In the face of the deadly pandemic, the World Health Organization seeking global coordination for mitigating the COVID-19 pandemic notified in the first week of January about pneumonia of unknown cause from China and later on followed up with investigating the disease. A few weeks later the WHO confirmed human-to-human transmission of the disease and declared the outbreak a public health emergency of international concern and warned all countries to prepare for it.
The WHO in the second week of March said that the outbreak constituted a pandemic and it spearheaded several initiatives like COVID-19 Solidarity Response Fund for fundraising for the pandemic and Solidarity Trial for investigating potential treatment options for the disease.
In the meantime, a number of countries, especially the US apparently did not take the alarming nature of the pandemic seriously as President Donald Trump more than once laughed out at it when his attention was drawn towards coronavirus hostility and reportedly told CNBC, “We have it totally under control” and “It’s going to be just fine.” Trump continued to take it lightly for more than six weeks even in early March.
In fact, the WHO sounded the alarm in the earliest days of the crisis, a day before the US secretary of health and human services announced the country’s own public health emergency, weeks before Mr Trump declared national emergency.

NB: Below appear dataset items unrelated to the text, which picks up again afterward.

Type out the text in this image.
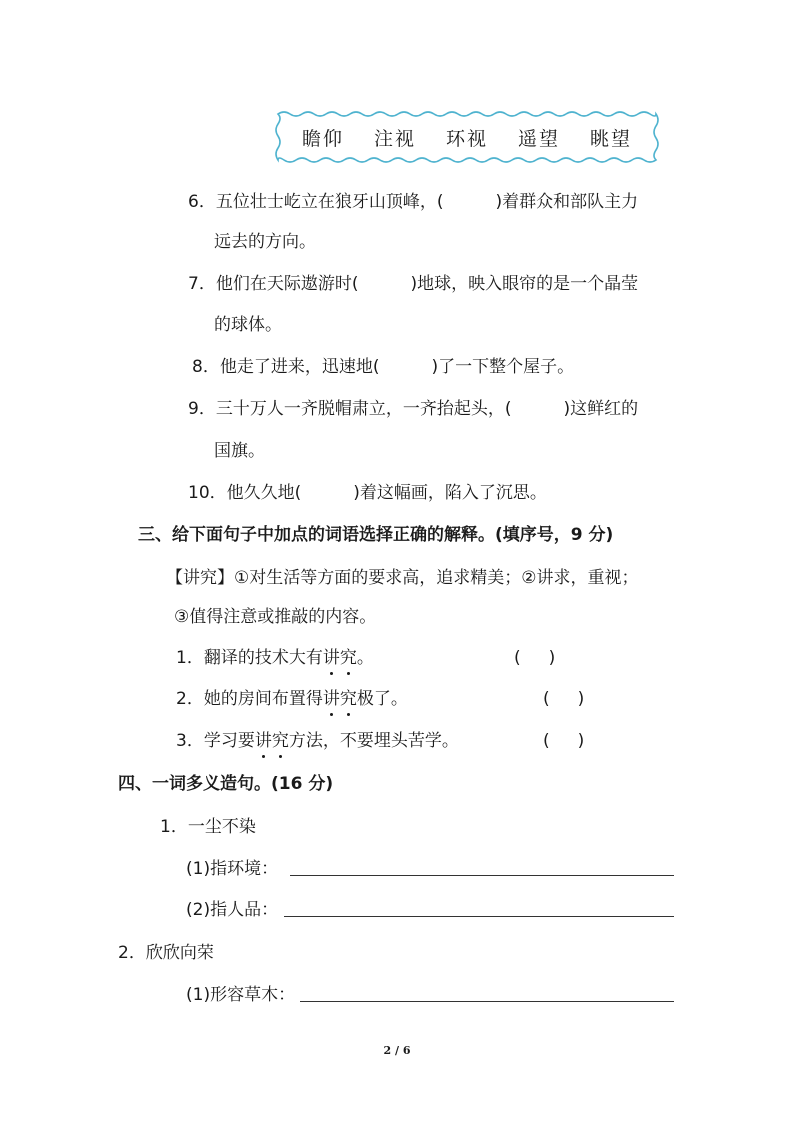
瞻仰 注视 环视 遥望 眺望
6．五位壮士屹立在狼牙山顶峰，(	)着群众和部队主力
远去的方向。
7．他们在天际遨游时(	)地球，映入眼帘的是一个晶莹
的球体。
8．他走了进来，迅速地(	)了一下整个屋子。
9．三十万人一齐脱帽肃立，一齐抬起头，(	)这鲜红的
国旗。
10．他久久地(	)着这幅画，陷入了沉思。
三、给下面句子中加点的词语选择正确的解释。(填序号，9 分)
【讲究】①对生活等方面的要求高，追求精美；②讲求，重视；
③值得注意或推敲的内容。
1．翻译的技术大有讲究。	( )
2．她的房间布置得讲究极了。	( )
3．学习要讲究方法，不要埋头苦学。	( )
四、一词多义造句。(16 分)
1．一尘不染
(1)指环境：
(2)指人品：
2．欣欣向荣
(1)形容草木：
2 / 6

On the other hand, China was bearing the brunt of the pandemic but it continued to fight the coronavirus with dedication, strictly forcing the people to their homes that later proved a success story and the countries those followed the Chinese model were better off in countering the pandemic.
We needed to learn lessons from history like in 1911, when a deadly epidemic spread through China and threatened to become a pandemic.

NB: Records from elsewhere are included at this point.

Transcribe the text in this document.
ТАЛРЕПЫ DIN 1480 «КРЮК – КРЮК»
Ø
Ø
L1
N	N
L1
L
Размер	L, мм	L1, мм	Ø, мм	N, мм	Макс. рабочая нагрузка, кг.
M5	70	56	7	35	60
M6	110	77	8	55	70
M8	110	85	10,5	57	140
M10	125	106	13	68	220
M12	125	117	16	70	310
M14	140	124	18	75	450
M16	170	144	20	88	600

Lockdowns, quarantine measures, the wearing of masks, travel restrictions, the mass cremation of victims, and border controls were deployed to try to lower the infection rate. Yet more than 60,000 people died in modern-day northeast China, making it one of the world's largest epidemics at the time.
When the disease was eventually brought under control, the Chinese government convened the International Plague Conference in the northern city of Shenyang -- close to the epicenter of the outbreak that was attended by virologists, bacteriologists, epidemiologists and disease experts from many of the world's major powers -- the United States, Japan, Russia, the United Kingdom, and France to find the cause of the outbreak, learn which suppression techniques were most effective, discover why the disease had spread so far so fast, and assess what could be done to prevent a second wave.
As the world now faces a pandemic, it is characterized by a lack of a globally coordinated response and multilateral effort on the part of political leaders, who must have reconsidered the collaborative aspects of the 1911 conference in north-eastern China.
Today, as major nations are angry with each other and competing for resources and control of the narrative and poorer countries are left to fend largely for themselves while the World Health Organization, unfortunately, becoming a target for personal slackness and the virus being racialized, we are at sixes and sevens while dealing with coronavirus.
The US and Russia did not attend the recent EU sponsored conference to accelerate efforts to develop anti-corona medicine and vaccine as early as possible, however, such efforts could have been more effective if all the world powers joined hands and pooled in resources and had taken along the poor countries.